Supramolecular Thermo-Electrochemical Cells: Enhanced Thermoelectric Performance by Host–Guest Complexation and Salt-Induced Crystallization

Thermo-electrochemical cells have potential to generate thermoelectric voltage 1 order higher than that given by semiconductor materials. To overcome the current issues in thermoelectric energy conversion, it is of paramount importance to grow and fulfill the full potential of thermo-electrochemical cells. Here we report a rational supramolecular methodology that yielded the highest Seebeck coefficient of ca. 2.0 mV K–1 around ambient temperatures. This is based on the encapsulation of triiodide ions in α-cyclodextrin, whose equilibrium is shifted to the complexation at lower temperatures, whereas it is inverted at elevated temperatures. This temperature-dependent host–guest interaction provides a concentration gradient of redox ion pairs between two electrodes, leading to the eminent performance of the thermo-electrochemical cells. The figure of merit for this system, zT reached a high value of 5 × 10–3. The introduction of host–guest chemistry to thermoelectric cells thus provides a new perspective in thermoelectric energy conversion.

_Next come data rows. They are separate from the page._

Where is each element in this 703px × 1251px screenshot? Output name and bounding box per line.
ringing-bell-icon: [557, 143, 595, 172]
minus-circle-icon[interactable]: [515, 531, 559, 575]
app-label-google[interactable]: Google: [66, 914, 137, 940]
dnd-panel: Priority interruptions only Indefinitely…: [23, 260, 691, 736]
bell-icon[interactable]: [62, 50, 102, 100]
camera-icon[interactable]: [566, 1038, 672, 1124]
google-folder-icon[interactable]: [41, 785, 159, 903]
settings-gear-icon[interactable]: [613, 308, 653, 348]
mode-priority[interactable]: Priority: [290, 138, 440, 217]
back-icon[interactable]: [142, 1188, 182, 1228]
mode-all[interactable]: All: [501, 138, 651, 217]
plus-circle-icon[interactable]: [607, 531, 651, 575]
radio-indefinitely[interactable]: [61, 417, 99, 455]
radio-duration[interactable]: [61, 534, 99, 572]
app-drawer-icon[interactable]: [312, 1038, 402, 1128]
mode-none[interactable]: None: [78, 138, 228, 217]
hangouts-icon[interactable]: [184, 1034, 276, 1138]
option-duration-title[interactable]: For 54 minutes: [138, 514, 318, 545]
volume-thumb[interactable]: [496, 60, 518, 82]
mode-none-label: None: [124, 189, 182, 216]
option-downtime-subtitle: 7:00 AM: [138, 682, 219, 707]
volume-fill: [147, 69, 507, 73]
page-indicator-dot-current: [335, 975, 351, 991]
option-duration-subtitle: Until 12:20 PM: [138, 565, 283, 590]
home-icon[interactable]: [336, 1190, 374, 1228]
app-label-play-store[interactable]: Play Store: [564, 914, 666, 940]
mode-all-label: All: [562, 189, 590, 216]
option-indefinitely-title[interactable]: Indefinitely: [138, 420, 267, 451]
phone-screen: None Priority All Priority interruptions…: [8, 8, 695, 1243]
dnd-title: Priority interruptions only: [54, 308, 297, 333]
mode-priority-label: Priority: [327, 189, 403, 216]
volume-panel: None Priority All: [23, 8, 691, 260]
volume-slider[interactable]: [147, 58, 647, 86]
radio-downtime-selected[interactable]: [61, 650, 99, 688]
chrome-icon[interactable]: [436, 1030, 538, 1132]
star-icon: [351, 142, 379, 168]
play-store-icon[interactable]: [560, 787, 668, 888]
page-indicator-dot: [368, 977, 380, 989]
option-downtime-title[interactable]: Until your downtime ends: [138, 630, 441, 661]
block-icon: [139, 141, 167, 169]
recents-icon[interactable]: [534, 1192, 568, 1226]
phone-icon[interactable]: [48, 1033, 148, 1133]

热电化学电池（thermo-electrochemical cells）具备产生比半导体材料高出一个数量级的热电电压的潜力。为解决当前热电能量转换领域现存的问题，充分发挥热电化学电池的全部应用潜能至关重要。本研究报道了一种合理设计的超分子方法，在室温附近实现了约2.0 mV·K⁻¹的最高塞贝克系数（Seebeck coefficient）。该方法基于三碘离子在α-环糊精（α-cyclodextrin）中的包合作用：低温下平衡向络合反应方向移动，高温下则发生逆转。这种温度依赖的主客体相互作用在两个电极之间形成了氧化还原离子对的浓度梯度，从而赋予热电化学电池优异的性能表现。该体系的无量纲热电优值（figure of merit, zT）达到了5×10⁻³的较高水平。将主客体化学引入热电电池领域，为热电能量转换研究提供了全新的视角。